In the story, two children solve their disappointment with their parents by escaping to a simulated grassland that proves all too real.

The Hadley family lives in an automated house called "The Happylife Home," filled with machines that do every task. The two children, Peter and Wendy, become fascinated with the "nursery," a virtual reality room able to reproduce any place they imagine.

The parents, George and Lydia, begin to wonder if there is something wrong with their way of life. Lydia tells George, "That's just it. I feel like I don’t belong here. The house is wife and mother now, and nursemaid. Can I compete with an African veldt? Can I give a bath and scrub the children as efficiently or quickly as the automatic scrub bath can? I cannot." They are also perplexed and confused that the nursery is stuck on an African setting, with lions in the distance, eating the dead figure. There they also find recreations of their personal belongings and hear strangely familiar screams. Wondering why their children are so concerned with this scene of death, they decide to call a psychologist.

The psychologist, David McClean, suggests they turn off the house, move to the country, and learn to be more self-sufficient.

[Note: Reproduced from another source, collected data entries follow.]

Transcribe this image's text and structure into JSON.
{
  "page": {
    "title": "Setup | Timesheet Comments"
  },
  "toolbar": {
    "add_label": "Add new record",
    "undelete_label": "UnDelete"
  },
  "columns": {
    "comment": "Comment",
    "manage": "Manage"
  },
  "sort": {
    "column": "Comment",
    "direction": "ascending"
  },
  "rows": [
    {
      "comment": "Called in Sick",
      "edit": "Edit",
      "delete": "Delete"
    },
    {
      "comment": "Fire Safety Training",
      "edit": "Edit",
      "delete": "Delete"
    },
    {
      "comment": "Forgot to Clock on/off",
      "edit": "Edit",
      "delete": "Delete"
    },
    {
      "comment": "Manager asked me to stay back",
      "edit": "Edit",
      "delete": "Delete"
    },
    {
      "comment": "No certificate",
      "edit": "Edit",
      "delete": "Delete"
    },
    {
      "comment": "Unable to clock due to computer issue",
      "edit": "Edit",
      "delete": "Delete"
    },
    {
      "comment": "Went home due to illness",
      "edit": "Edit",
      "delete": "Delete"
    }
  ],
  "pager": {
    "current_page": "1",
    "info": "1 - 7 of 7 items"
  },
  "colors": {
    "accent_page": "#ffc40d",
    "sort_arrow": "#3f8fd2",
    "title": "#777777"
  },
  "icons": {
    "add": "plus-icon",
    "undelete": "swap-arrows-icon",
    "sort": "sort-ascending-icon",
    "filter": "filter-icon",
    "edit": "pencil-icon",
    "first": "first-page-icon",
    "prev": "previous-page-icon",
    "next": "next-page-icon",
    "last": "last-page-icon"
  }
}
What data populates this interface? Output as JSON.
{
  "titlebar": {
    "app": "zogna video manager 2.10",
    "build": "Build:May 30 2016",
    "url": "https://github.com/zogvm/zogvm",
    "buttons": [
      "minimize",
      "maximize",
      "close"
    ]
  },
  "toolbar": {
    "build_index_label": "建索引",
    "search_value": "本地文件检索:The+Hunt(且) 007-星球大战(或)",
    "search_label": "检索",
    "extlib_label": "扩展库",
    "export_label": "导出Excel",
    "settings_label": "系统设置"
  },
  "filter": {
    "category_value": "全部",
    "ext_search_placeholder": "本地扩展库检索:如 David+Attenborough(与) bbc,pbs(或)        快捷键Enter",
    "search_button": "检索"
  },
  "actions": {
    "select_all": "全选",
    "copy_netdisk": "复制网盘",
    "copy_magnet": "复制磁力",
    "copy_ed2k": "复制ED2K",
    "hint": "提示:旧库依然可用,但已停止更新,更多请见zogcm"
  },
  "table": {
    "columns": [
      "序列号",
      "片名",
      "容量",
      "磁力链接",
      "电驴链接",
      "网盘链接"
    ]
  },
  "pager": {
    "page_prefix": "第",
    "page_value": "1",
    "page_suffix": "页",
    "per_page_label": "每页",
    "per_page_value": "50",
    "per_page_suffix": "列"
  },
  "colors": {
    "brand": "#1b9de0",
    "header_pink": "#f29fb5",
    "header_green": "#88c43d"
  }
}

The children, reliant on the nursery, beg their parents to let them have one last visit, who let them. When they come to fetch them, the children lock them in as they are killed by a pride of lions. When David comes by to look for George and Lydia, he finds the children enjoying lunch on the veldt and sees the lions eating figures in the distance. This is revealed to be George and Lydia, whose remains were the figure eaten by the lions earlier on.

The story was adapted (by Ernest Kinoy) into an episode of the radio program Dimension X in 1951. The same script was used in a 1955 episode of X Minus One, with the addition of a frame story in which it was explained that George and Lydia were not really slain, and that the entire family was now undergoing psychiatric treatment.